Six ans après l’ouverture de la première AGORA à Koumassi, le modèle conçu par Winwin Afrique et exploité par Ivoire AGORA franchit un nouveau cap. Les quatre complexes d’Abidjan ont totalisé plus de 514 000 visites en 2025, dont 321 171 liées à une pratique sportive régulière, soit une hausse de 94% par rapport à 2024. Né dans le cadre du Programme d’Appui à la Promotion du Sport pour Tous du Ministère ivoirien des Sports, le dispositif s’est imposé comme un véritable espace de vie mêlant sport, culture, citoyenneté et formation.

Yopougon et Port-Bouët affichent la progression la plus marquée, tandis que Koumassi, premier site ouvert en 2019, conserve son statut de référence avec 65 clubs sportifs accueillis. À Abobo, plus de 50 000 pratiquants et 7 200 élèves fréquentent chaque semaine les installations.  Au total, les AGORAS reçoivent près de 19 000 élèves issus de 28 établissements scolaires partenaires.

Un déséquilibre persiste cependant entre hommes et femmes dans les réservations individuelles, ce qui justifie la poursuite du programme MoveHer, dédié à l’autonomisation des jeunes filles par le sport.

Au-delà du sport, les AGORAS se positionnent comme des plateformes de développement social, avec 61 625 participations enregistrées en 2025 autour de thématiques telles que la santé, l’éducation ou l’égalité des genres. Campagnes de vaccination, lutte contre les violences basées sur le genre, collectes de sang et formations de coachs illustrent cet engagement.

Sur le plan environnemental, le partenariat avec Recyplast a permis de collecter et recycler 960 tonnes de plastique. En matière d’emploi, le programme a généré 276 emplois en 2025, dont 68 postes permanents majoritairement pourvus par des habitants des quartiers concernés. Un partenariat avec la coopération allemande (Invest for Jobs) a par ailleurs permis de former 30 jeunes aux métiers d’agent de sécurité et d’entretien paysager, débouchant sur 27 insertions professionnelles, dont 12 femmes.
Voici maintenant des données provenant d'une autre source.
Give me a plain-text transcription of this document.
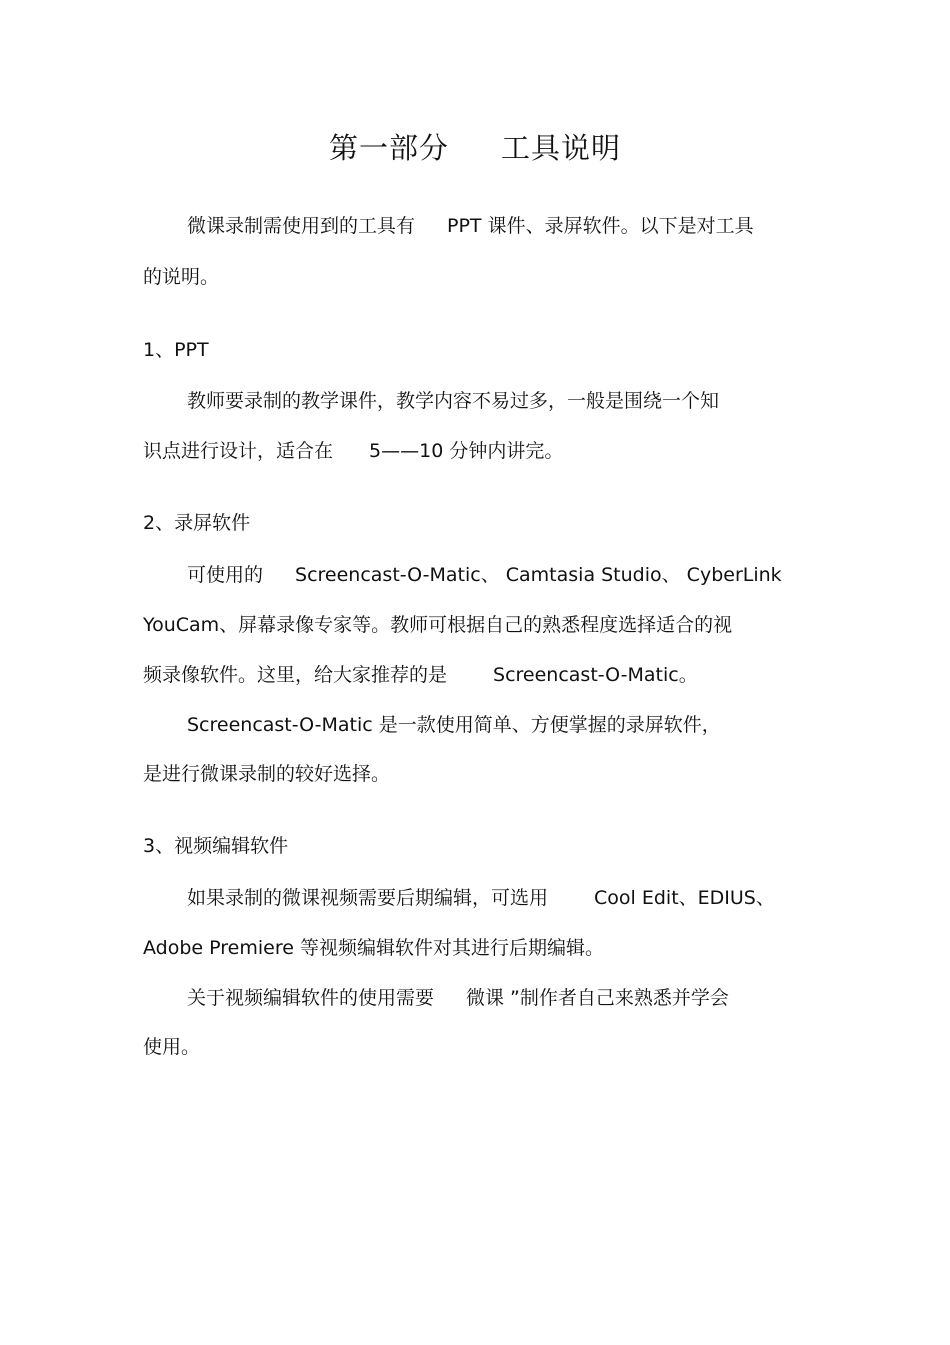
第一部分 工具说明
微课录制需使用到的工具有 PPT 课件、录屏软件。以下是对工具
的说明。
1、PPT
教师要录制的教学课件，教学内容不易过多，一般是围绕一个知
识点进行设计，适合在 5——10 分钟内讲完。
2、录屏软件
可使用的 Screencast-O-Matic、 Camtasia Studio、 CyberLink
YouCam、屏幕录像专家等。教师可根据自己的熟悉程度选择适合的视
频录像软件。这里，给大家推荐的是 Screencast-O-Matic。
Screencast-O-Matic 是一款使用简单、方便掌握的录屏软件，
是进行微课录制的较好选择。
3、视频编辑软件
如果录制的微课视频需要后期编辑，可选用 Cool Edit、EDIUS、
Adobe Premiere 等视频编辑软件对其进行后期编辑。
关于视频编辑软件的使用需要 微课 ”制作者自己来熟悉并学会
使用。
La diversification des revenus, sponsoring (42,1%), pratique sportive (23,1%), événementiel (19,5%) et gestion locative (12,7%), renforce la viabilité financière du réseau. Selon Ismaïla Siribé, directeur général d’Ivoire AGORA, la part du sponsoring a particulièrement progressé grâce au passage d’une logique de réception d’événements à une véritable production d’événements en interne.

Les grandes compétitions sportives confirment leur rôle de catalyseur : l’AGORA Betclic League a réuni 40 équipes et 400 joueurs pour un cash prize de 12 millions FCFA, tandis que l’AGORA Champions Quest by 1xBet, en cours, rassemble 32 équipes autour d’un prix de 5 millions FCFA, le vainqueur se qualifiant pour le Challenger FIBA 3×3 de Singapour en août.
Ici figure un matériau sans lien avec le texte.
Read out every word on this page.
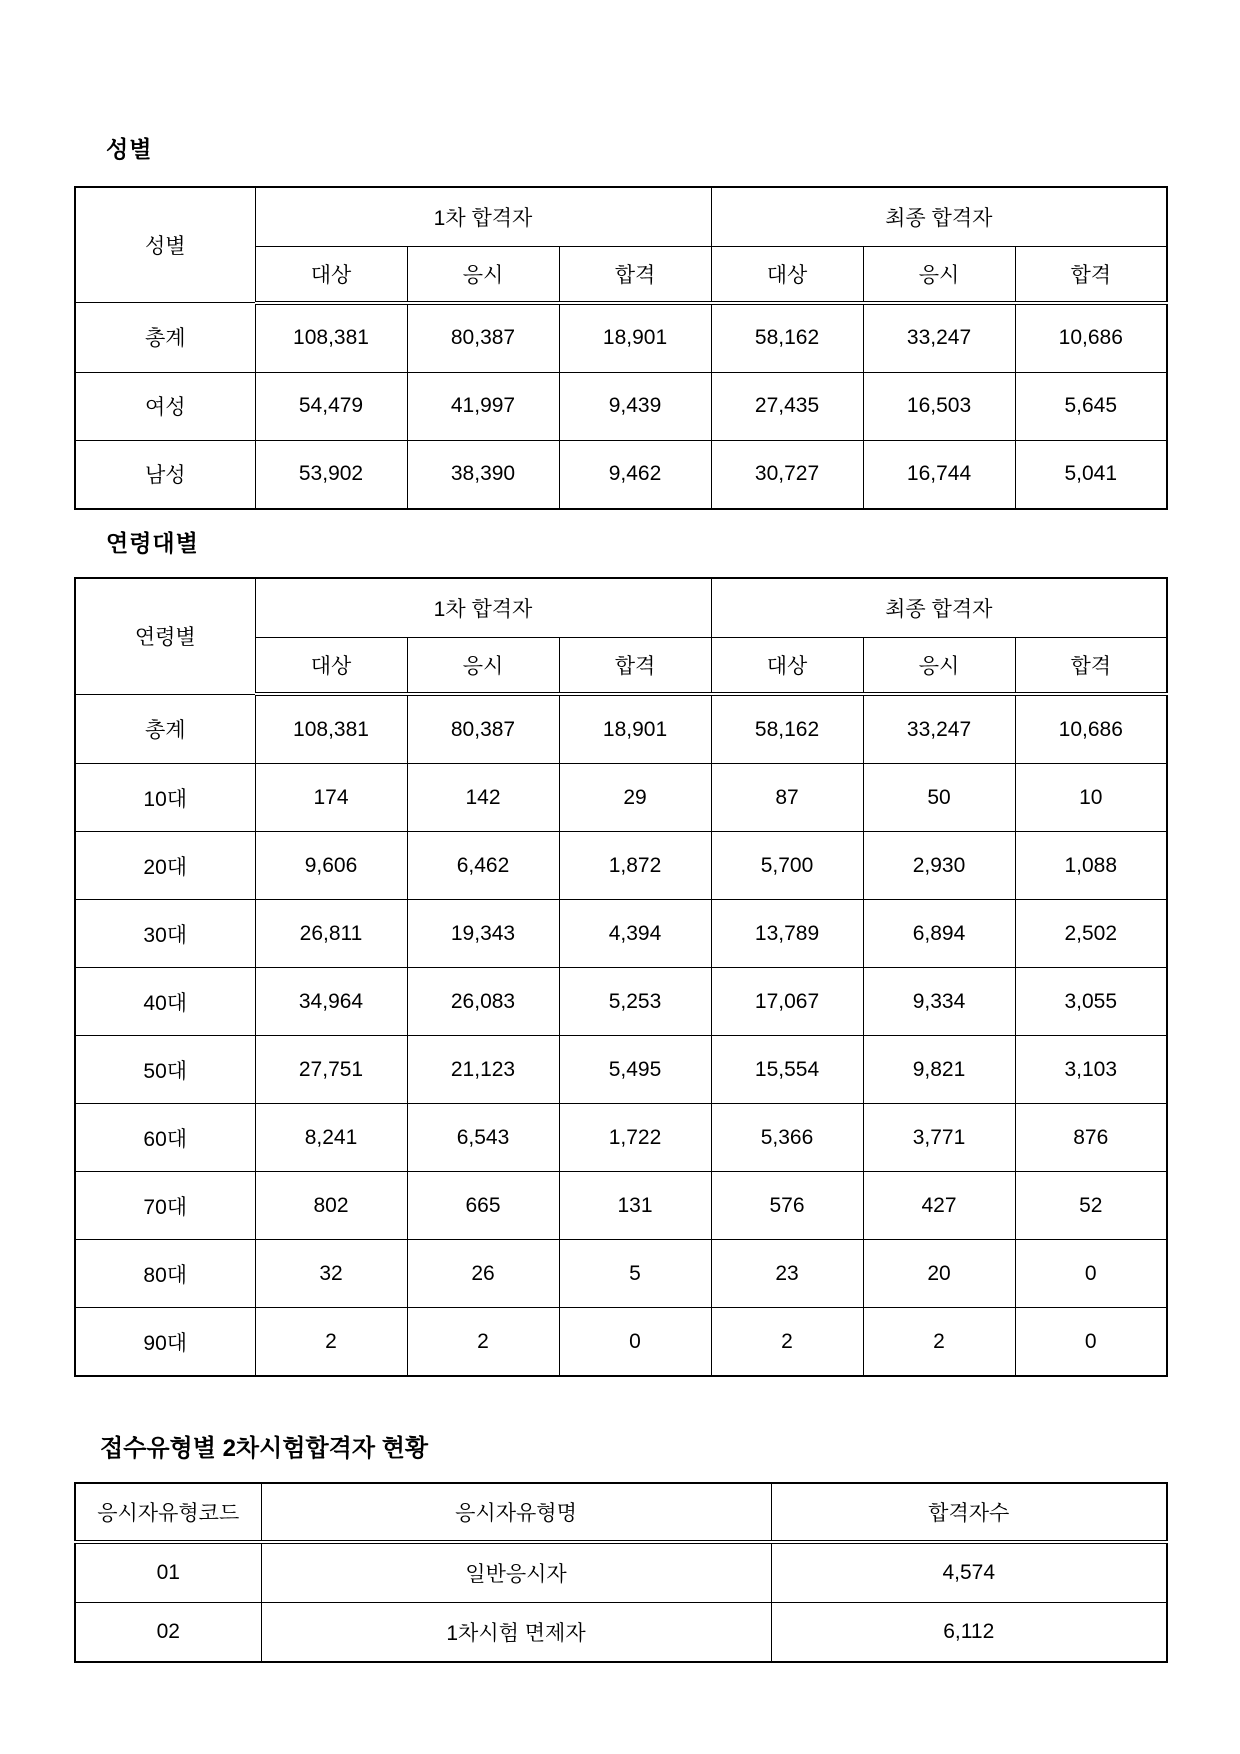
성별
성별	1차 합격자			최종 합격자		
	대상	응시	합격	대상	응시	합격
총계	108,381	80,387	18,901	58,162	33,247	10,686
여성	54,479	41,997	9,439	27,435	16,503	5,645
남성	53,902	38,390	9,462	30,727	16,744	5,041
연령대별
연령별	1차 합격자			최종 합격자		
	대상	응시	합격	대상	응시	합격
총계	108,381	80,387	18,901	58,162	33,247	10,686
10대	174	142	29	87	50	10
20대	9,606	6,462	1,872	5,700	2,930	1,088
30대	26,811	19,343	4,394	13,789	6,894	2,502
40대	34,964	26,083	5,253	17,067	9,334	3,055
50대	27,751	21,123	5,495	15,554	9,821	3,103
60대	8,241	6,543	1,722	5,366	3,771	876
70대	802	665	131	576	427	52
80대	32	26	5	23	20	0
90대	2	2	0	2	2	0
접수유형별 2차시험합격자 현황
응시자유형코드	응시자유형명	합격자수
01	일반응시자	4,574
02	1차시험 면제자	6,112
Depuis le début de la Coupe du Monde de la FIFA 2026, les AGORAS de Yopougon, Abobo et Koumassi retransmettent l’ensemble des matchs de la Côte d’Ivoire, confirmant leur rôle de lieux de rassemblement populaire.

« Construire une AGORA est une étape. Le véritable enjeu commence ensuite : faire en sorte qu’elle soit fréquentée chaque jour », a déclaré Ismaïla Siribé. Quatre nouveaux sites sont en construction à Dimbokro, Guiglo, Dabou et Boundiali, avec des livraisons échelonnées entre l’automne 2026 et début 2027. Trois autres sites suivront à Songon, Béoumi et Touba en 2027.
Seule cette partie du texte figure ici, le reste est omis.